Home/Articles/pgLoader for CSV-to-Postgres pipelines

Scalable Data Ingestion: Using pgLoader for Advanced CSV-to-Postgres Pipelines

COPY is fast but brittle — one bad row rolls back the whole load. pgLoader trades a little speed for error resilience, schema discovery, and on-the-fly transformation. Here is when each one is the right tool, and how to build a production pgLoader pipeline.

9 min read·PostgreSQL · Data Pipelines

PostgreSQL's COPY command is the fastest way to push CSV data into a table — but it has one rigid behavior that makes it dangerous for production pipelines: a single malformed row aborts the entire transaction.
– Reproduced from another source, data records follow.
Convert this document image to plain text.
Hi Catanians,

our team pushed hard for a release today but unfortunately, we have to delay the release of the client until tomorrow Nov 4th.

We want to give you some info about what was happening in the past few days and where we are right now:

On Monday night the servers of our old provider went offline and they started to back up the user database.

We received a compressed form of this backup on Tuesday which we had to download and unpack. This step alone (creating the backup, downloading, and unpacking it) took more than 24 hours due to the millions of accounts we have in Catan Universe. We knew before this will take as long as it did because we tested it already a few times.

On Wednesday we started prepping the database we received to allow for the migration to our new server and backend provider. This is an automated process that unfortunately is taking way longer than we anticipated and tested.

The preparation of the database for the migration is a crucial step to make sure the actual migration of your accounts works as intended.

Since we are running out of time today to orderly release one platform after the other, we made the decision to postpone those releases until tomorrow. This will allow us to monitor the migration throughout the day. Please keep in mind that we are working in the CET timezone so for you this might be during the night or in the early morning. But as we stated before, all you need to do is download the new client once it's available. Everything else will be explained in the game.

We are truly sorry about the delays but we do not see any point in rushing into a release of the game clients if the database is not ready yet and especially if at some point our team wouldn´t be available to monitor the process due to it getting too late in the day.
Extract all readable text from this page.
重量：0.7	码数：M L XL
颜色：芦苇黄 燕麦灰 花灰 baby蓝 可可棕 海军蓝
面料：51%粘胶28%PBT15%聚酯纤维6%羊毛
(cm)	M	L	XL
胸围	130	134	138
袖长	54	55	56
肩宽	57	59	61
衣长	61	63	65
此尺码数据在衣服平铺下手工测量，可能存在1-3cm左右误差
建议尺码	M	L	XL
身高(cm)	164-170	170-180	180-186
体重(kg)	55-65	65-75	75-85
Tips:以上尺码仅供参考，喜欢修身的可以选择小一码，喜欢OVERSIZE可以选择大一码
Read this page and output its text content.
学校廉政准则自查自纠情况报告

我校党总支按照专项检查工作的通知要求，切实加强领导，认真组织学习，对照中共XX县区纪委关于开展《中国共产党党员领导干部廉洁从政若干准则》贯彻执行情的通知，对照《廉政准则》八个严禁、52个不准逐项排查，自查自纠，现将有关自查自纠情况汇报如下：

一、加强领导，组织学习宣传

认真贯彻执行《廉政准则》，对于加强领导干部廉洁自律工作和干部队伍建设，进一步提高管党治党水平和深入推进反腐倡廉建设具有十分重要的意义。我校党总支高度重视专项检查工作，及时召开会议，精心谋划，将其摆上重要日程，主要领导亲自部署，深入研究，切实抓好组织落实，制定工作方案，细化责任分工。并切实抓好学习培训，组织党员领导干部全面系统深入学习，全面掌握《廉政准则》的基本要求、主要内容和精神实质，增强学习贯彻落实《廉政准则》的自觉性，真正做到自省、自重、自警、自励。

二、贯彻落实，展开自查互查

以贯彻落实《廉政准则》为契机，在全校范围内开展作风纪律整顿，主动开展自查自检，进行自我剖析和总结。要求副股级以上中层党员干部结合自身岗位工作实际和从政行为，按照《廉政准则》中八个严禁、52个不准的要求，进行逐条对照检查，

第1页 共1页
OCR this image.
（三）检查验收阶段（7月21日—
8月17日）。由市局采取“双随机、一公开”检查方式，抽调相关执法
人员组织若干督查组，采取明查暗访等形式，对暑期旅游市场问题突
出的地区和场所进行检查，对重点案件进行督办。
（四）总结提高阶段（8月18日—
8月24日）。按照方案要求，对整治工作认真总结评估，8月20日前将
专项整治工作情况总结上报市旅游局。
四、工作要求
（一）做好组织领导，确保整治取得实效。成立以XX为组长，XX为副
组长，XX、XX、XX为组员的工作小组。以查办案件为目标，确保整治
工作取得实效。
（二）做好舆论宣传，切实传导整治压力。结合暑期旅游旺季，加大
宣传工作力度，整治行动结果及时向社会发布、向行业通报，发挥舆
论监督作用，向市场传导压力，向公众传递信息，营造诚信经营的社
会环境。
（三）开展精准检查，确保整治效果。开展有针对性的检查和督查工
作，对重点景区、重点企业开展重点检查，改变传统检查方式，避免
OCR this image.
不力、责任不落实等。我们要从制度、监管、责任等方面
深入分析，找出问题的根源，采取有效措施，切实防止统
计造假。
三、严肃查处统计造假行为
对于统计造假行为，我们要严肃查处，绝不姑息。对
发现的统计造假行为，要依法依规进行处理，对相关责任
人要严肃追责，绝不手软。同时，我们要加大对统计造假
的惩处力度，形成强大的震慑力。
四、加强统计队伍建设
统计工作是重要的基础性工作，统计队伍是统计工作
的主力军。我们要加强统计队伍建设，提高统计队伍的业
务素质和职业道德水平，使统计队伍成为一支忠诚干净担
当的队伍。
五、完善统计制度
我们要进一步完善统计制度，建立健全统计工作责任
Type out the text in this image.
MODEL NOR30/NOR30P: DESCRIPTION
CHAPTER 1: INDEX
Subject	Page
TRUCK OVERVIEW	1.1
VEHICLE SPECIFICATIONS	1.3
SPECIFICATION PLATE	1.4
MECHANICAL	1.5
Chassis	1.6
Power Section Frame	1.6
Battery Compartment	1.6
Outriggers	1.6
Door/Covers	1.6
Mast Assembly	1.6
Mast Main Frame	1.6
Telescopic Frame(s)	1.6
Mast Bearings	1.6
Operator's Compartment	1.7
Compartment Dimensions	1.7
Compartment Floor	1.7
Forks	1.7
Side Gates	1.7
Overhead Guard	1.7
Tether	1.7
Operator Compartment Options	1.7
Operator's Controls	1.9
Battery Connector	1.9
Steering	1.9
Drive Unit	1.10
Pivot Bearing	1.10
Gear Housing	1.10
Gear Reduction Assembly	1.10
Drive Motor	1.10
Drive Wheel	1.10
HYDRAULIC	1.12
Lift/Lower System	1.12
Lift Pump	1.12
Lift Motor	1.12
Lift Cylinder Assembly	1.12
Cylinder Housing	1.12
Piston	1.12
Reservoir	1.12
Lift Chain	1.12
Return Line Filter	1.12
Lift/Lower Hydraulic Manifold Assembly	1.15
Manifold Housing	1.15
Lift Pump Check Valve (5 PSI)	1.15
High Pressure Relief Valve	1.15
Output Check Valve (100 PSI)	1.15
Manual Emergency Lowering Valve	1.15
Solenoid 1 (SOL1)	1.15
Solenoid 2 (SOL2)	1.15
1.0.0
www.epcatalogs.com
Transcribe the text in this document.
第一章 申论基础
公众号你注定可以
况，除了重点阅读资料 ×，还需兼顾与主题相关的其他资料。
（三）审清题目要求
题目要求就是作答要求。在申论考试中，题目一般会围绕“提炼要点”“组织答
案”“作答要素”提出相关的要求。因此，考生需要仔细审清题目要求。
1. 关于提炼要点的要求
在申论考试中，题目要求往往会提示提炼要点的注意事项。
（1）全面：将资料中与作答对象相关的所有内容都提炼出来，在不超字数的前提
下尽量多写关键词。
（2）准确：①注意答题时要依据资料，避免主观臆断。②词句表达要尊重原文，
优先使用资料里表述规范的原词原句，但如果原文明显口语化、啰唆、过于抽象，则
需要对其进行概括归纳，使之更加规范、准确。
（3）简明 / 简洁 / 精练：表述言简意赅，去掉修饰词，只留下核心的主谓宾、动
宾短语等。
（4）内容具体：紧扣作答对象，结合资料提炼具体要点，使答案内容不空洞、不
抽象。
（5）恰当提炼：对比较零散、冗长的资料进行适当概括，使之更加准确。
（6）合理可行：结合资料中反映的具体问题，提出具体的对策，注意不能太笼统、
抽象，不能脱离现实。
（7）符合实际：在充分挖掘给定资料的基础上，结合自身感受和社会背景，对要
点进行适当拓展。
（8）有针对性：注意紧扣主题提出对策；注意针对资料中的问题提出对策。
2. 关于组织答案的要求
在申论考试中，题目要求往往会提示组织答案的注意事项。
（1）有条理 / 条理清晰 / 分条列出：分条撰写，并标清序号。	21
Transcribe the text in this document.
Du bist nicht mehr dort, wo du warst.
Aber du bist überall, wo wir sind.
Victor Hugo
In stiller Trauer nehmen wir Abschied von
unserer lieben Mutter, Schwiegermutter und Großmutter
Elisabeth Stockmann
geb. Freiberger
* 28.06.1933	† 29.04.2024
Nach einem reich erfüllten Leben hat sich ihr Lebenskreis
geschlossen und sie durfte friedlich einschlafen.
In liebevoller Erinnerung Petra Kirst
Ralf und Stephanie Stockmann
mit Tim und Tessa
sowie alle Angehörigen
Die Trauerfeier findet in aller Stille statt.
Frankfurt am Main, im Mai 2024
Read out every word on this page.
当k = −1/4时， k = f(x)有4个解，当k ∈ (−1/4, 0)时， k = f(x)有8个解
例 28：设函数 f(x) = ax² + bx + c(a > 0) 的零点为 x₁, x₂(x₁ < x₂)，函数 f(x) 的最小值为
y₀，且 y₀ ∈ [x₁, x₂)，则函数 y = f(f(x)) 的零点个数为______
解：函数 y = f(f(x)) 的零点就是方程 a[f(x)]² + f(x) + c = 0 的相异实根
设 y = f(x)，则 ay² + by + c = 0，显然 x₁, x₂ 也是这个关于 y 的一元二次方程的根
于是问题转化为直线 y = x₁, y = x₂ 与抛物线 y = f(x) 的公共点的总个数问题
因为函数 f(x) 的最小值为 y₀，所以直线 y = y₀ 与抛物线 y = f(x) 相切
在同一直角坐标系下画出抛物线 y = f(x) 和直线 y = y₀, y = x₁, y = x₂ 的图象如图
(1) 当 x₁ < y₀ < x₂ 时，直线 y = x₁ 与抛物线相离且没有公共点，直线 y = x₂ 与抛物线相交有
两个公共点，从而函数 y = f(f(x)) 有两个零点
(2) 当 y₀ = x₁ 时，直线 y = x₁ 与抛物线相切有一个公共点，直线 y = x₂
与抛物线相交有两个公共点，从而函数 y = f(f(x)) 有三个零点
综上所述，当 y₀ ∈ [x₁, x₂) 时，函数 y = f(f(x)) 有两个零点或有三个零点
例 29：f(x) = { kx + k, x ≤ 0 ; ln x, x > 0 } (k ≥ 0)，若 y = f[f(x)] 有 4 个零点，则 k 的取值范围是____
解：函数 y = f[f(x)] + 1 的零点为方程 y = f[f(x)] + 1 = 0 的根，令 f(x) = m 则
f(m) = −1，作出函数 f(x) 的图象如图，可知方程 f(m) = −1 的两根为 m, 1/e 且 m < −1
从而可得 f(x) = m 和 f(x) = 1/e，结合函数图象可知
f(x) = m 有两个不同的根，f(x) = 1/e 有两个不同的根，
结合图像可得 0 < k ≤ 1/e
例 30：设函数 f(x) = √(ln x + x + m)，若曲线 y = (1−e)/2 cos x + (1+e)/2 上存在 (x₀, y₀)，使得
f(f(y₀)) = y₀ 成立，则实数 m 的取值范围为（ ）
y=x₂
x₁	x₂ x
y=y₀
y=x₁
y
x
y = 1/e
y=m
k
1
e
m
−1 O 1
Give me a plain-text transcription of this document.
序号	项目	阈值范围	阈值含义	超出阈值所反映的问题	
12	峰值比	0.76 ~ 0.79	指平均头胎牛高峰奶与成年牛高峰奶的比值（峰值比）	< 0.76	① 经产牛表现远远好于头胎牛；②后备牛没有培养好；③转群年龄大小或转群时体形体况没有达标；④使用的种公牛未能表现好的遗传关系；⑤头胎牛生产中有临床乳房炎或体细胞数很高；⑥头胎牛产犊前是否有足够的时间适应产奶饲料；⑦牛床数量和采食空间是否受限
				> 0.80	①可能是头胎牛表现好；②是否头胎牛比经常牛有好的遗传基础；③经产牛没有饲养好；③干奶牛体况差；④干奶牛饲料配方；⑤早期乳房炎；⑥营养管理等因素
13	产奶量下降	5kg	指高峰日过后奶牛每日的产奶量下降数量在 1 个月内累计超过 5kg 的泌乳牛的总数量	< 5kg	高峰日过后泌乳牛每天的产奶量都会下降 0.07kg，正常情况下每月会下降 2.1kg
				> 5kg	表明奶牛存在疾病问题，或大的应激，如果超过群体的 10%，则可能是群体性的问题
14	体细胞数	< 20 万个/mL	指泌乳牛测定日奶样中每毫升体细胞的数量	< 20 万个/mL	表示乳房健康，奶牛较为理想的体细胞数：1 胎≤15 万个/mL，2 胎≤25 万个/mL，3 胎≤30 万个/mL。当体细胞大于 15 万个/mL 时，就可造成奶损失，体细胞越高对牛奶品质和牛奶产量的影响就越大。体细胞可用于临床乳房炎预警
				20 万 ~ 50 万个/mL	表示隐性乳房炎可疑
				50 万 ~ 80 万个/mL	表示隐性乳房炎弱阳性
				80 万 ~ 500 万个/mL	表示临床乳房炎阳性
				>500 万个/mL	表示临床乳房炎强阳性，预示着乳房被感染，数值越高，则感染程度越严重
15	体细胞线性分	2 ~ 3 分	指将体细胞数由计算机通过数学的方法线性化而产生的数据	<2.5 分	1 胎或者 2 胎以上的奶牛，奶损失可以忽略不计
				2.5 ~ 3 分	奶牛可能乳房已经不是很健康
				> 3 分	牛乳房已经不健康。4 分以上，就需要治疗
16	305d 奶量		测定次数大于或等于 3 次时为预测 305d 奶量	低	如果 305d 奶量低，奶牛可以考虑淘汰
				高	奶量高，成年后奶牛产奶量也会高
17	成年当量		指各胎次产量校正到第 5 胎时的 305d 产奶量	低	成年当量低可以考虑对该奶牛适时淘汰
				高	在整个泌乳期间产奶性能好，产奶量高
When you're ingesting a million-row file at 3 AM and row 700,000 has a stray comma in an unquoted text field, you don't want the whole load to roll back. You want the good rows committed and the bad row quarantined for review.

pgLoader is the standard tool for that job in the Postgres ecosystem. It wraps the COPY protocol with error handling, schema discovery, data transformation, and a declarative command-file format that fits into version control. For the underlying COPY mechanics, see the COPY vs INSERT comparison; this article focuses on when pgLoader is the better choice and how to configure it for scale.

pgLoader vs COPY at a glance

CapabilitypgLoaderCOPY / \copy
Bad row handlingQuarantines bad rows, keeps loadingAborts entire transaction
Schema discoveryAuto-creates table from headersTable must already exist
Data transformationLisp-based casts and lambdasNone — load as-is or pre-process
Remote sourcesHTTP, S3, archives, FTPLocal filesystem only
ParallelismMulti-threaded reader/writerSingle-threaded per command
Throughput on clean dataNoticeably slower (workload-dependent)Fastest available
InstallationExternal binary requiredBuilt into PostgreSQL
Configuration formatDeclarative .load file (version-controllable)Inline SQL or shell args

When to Reach for pgLoader

pgLoader is not a universal replacement for COPY. It is the right tool for a specific set of pipeline problems where rigid all-or-nothing loading is the bottleneck.

Untrusted or vendor-supplied data

When the CSV comes from a third party (sales export, partner feed, scraped data), you cannot guarantee every row is well-formed. pgLoader's reject log lets the load complete and gives you a focused file of rows to investigate.

Recurring nightly jobs that must not fail

A pipeline that runs every night needs to make forward progress even when a few rows are bad. With pgLoader, you alert on the reject log size but the data warehouse stays current.

Unknown or evolving schema

When you receive a new export format and don't want to hand-build the table DDL, pgLoader will infer column types from the CSV. Useful for ad-hoc exploration of unfamiliar files.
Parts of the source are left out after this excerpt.